La crise actuelle liée à la pandémie de coronavirus est inédite, car son étendue est planétaire. Ainsi, l’expertise ne peut s’appliquer car très peu de personnes ont eu à gérer dans leur carrière une crise amenant trois milliards de personnes à être confinées. D’ailleurs, nous préférons le terme « désastre » à celui plus large de « crise ». Le danger réside dans le fait qu’un expert d’une situation de crise classique se serve de son expérience pour l’appliquer à ce désastre. Aussi, l’emploi de méthodes fondées sur les heuristiques s’avère nécessaire dans le cas de la COVID-19. Le désastre actuel marque ainsi le retour en grâce de ce type de méthodes qui avait été mises en retrait, soit au profit de l’analyse de données dans une optique d’optimisation, soit au profit du recours à l’intuition.

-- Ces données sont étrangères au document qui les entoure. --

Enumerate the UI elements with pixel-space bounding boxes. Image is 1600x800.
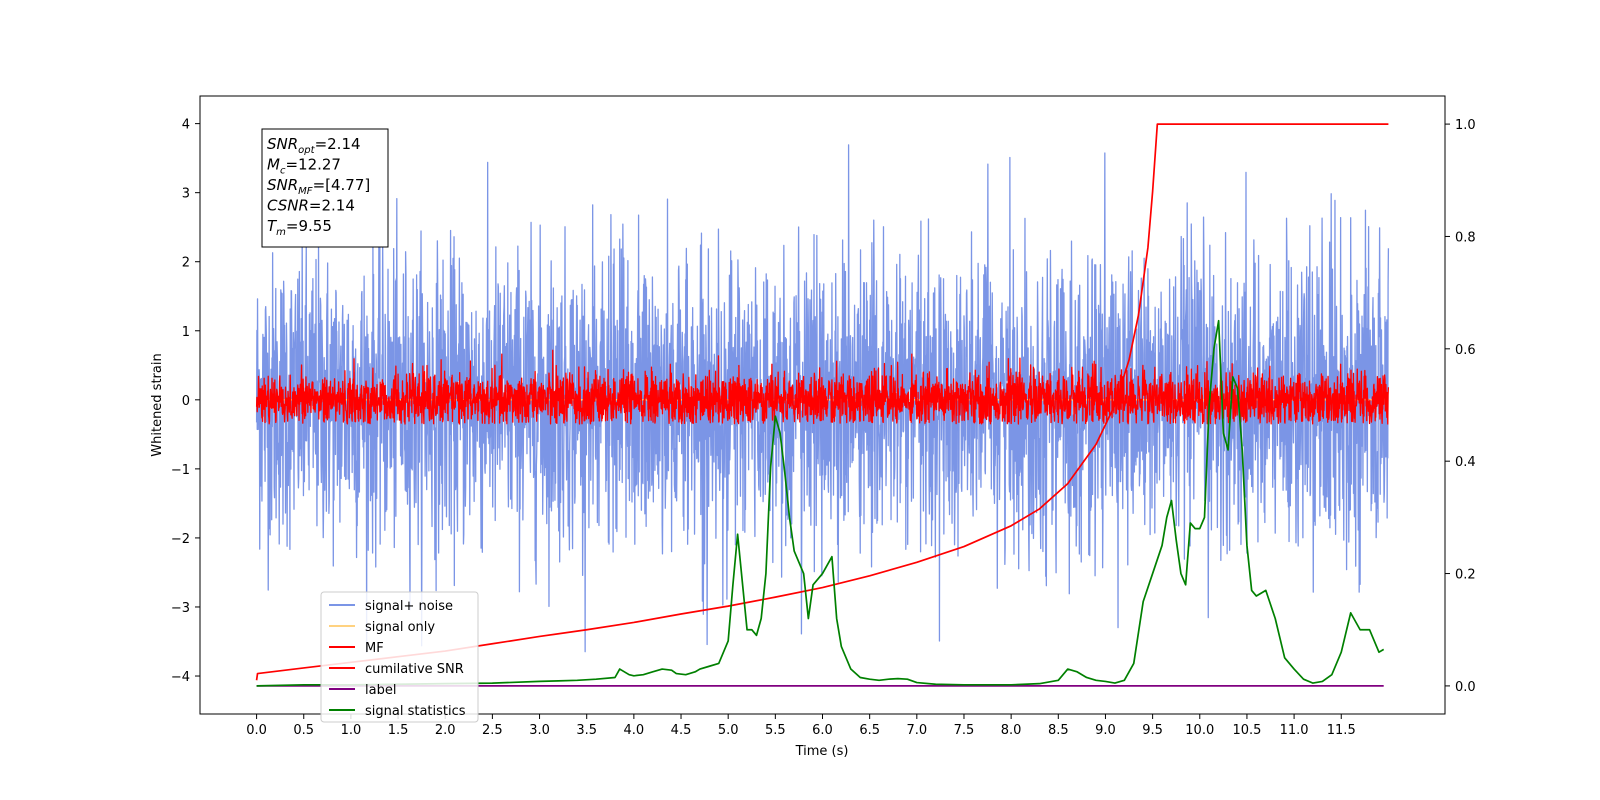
y-axis-label: Whitened strain	[150, 353, 165, 456]
y-right-tick-label: 0.0	[1455, 680, 1476, 695]
x-tick-label: 7.5	[954, 723, 975, 738]
y-tick-label: 0	[182, 394, 190, 409]
annotation-line: Mc=12.27	[267, 156, 341, 177]
y-tick-label: −4	[171, 670, 190, 685]
series-line-mf	[255, 349, 1390, 425]
annotation-line: Tm=9.55	[267, 217, 332, 238]
y-right-tick-label: 0.8	[1455, 230, 1476, 245]
y-tick-label: 2	[182, 256, 190, 271]
y-tick-label: −1	[171, 463, 190, 478]
legend-label-signal-only: signal only	[365, 620, 435, 635]
x-tick-label: 11.0	[1280, 723, 1309, 738]
x-tick-label: 2.0	[435, 723, 456, 738]
legend-label-signal-noise: signal+ noise	[365, 599, 453, 614]
series-line-signal-noise	[255, 144, 1390, 653]
x-tick-label: 6.5	[859, 723, 880, 738]
y-right-tick-label: 0.6	[1455, 343, 1476, 358]
annotation-line: SNRopt=2.14	[267, 135, 361, 156]
x-tick-label: 10.0	[1185, 723, 1214, 738]
legend-label-signal-statistics: signal statistics	[365, 704, 466, 719]
annotation-box: SNRopt=2.14Mc=12.27SNRMF=[4.77]CSNR=2.14…	[261, 128, 389, 248]
legend-label-label: label	[365, 683, 396, 698]
x-tick-label: 3.0	[529, 723, 550, 738]
x-tick-label: 0.5	[293, 723, 314, 738]
x-axis-label: Time (s)	[795, 744, 849, 759]
legend: signal+ noise signal only MF cumilative SNR…	[320, 591, 479, 723]
legend-frame	[320, 591, 479, 723]
y-right-tick-label: 0.2	[1455, 568, 1476, 583]
legend-label-cumilative-snr: cumilative SNR	[365, 662, 464, 677]
y-right-tick-label: 1.0	[1455, 118, 1476, 133]
x-tick-label: 6.0	[812, 723, 833, 738]
x-tick-label: 10.5	[1232, 723, 1261, 738]
y-tick-label: 1	[182, 325, 190, 340]
x-tick-label: 1.5	[388, 723, 409, 738]
series-line-signal-statistics	[256, 319, 1385, 687]
legend-label-mf: MF	[365, 641, 384, 656]
x-tick-label: 4.0	[624, 723, 645, 738]
y-tick-label: 3	[182, 187, 190, 202]
x-tick-label: 2.5	[482, 723, 503, 738]
x-tick-label: 11.5	[1327, 723, 1356, 738]
y-tick-label: −2	[171, 532, 190, 547]
annotation-line: SNRMF=[4.77]	[267, 176, 370, 197]
x-tick-label: 8.5	[1048, 723, 1069, 738]
x-tick-label: 9.5	[1142, 723, 1163, 738]
y-tick-label: 4	[182, 118, 190, 133]
x-tick-label: 5.5	[765, 723, 786, 738]
x-tick-label: 0.0	[246, 723, 267, 738]
x-tick-label: 4.5	[671, 723, 692, 738]
y-tick-label: −3	[171, 601, 190, 616]
x-tick-label: 5.0	[718, 723, 739, 738]
annotation-line: CSNR=2.14	[267, 197, 355, 215]
x-tick-label: 9.0	[1095, 723, 1116, 738]
annotation-frame	[261, 128, 389, 248]
x-tick-label: 1.0	[341, 723, 362, 738]
x-tick-label: 3.5	[576, 723, 597, 738]
x-tick-label: 8.0	[1001, 723, 1022, 738]
y-right-tick-label: 0.4	[1455, 455, 1476, 470]
x-tick-label: 7.0	[906, 723, 927, 738]
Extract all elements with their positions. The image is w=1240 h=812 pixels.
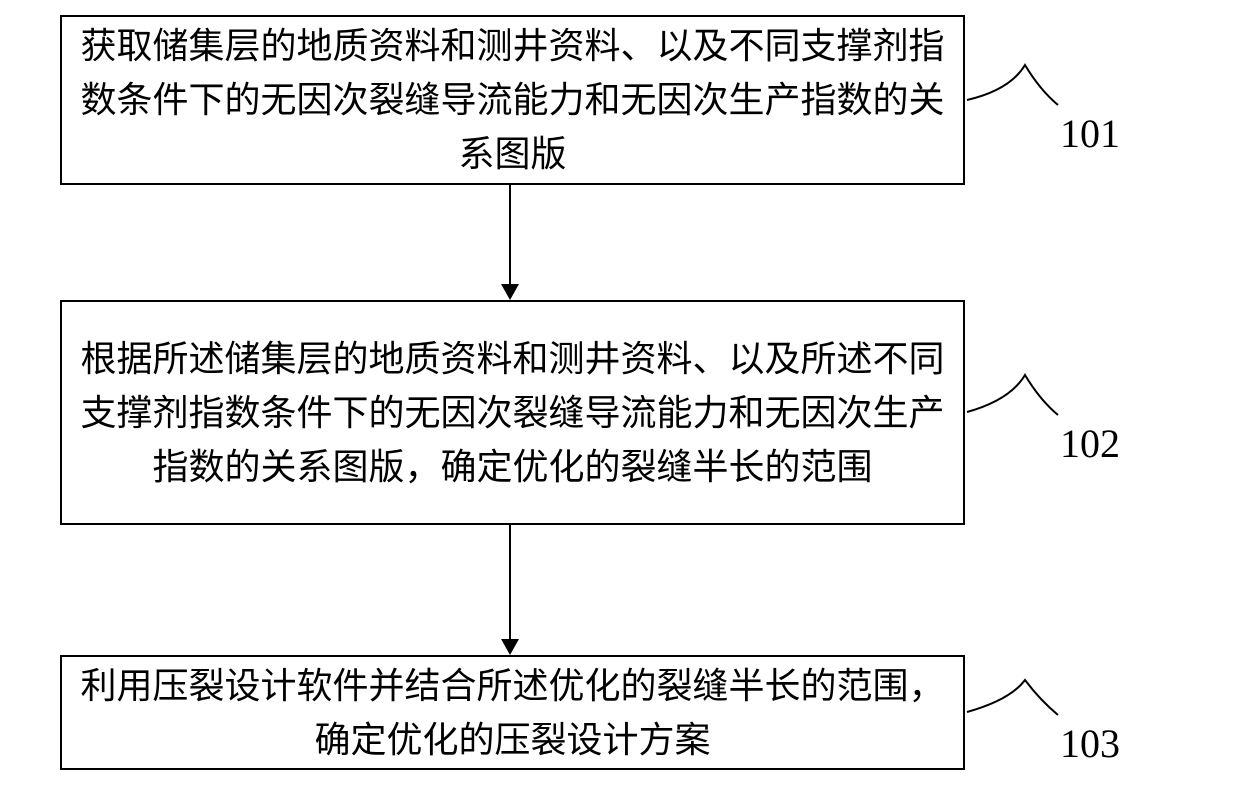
label-connector (0, 0, 1240, 812)
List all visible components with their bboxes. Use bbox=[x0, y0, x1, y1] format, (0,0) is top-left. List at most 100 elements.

La recherche de résilience passe par l’emploi d’une méthode structurante, véritable cadre permettant d’éviter le recours à des biais inconscients issus d’une expertise inadéquate. L’humilité managériale apparaît alors comme un facteur prépondérant de résilience des organisations. Elle se matérialise par la capacité du gestionnaire à se considérer comme novice, alors même qu’il est doté d’une expérience reconnue et d’un statut social élevé. Être humble, c’est oser remettre en question son expérience et suivre, comme à ses premiers jours, une méthode. C’est aussi savoir se mettre en retrait pour s’offrir la possibilité de coconstruire son savoir en entrevoyant d’autres perspectives. Bref, c’est retourner sur les bancs d’école… de l’école de management.

 

Notes:

1. Klein, G., The Power of Intuition – How to Use Your Gut Feelings to Make Better Decisions at Work, Currency Doubleday, 2004, 352 pages.

2. Godé, C., Lebraty, J.-F., et Vazquez, J., « Le processus de décision naturaliste en environnement big data : le cas des forces de Police au sein d’un Centre d’Information et de Commandement (CIC) », Systèmes d’information & management, vol. 24,        no 3, 2019, p. 67-96.

3. Kahneman, D., et Klein, G., « Conditions for intuitive expertise: a failure to disagree », The American Psychologist, vol. 64, no 6, 2009, p. 515-526.

4. Lovallo, D., et Kahneman, D., « Delusions of success – How pptimism undermines executives’ decisions », Harvard Business Review, vol. 81, no 7, juillet 2003, p. 56-63.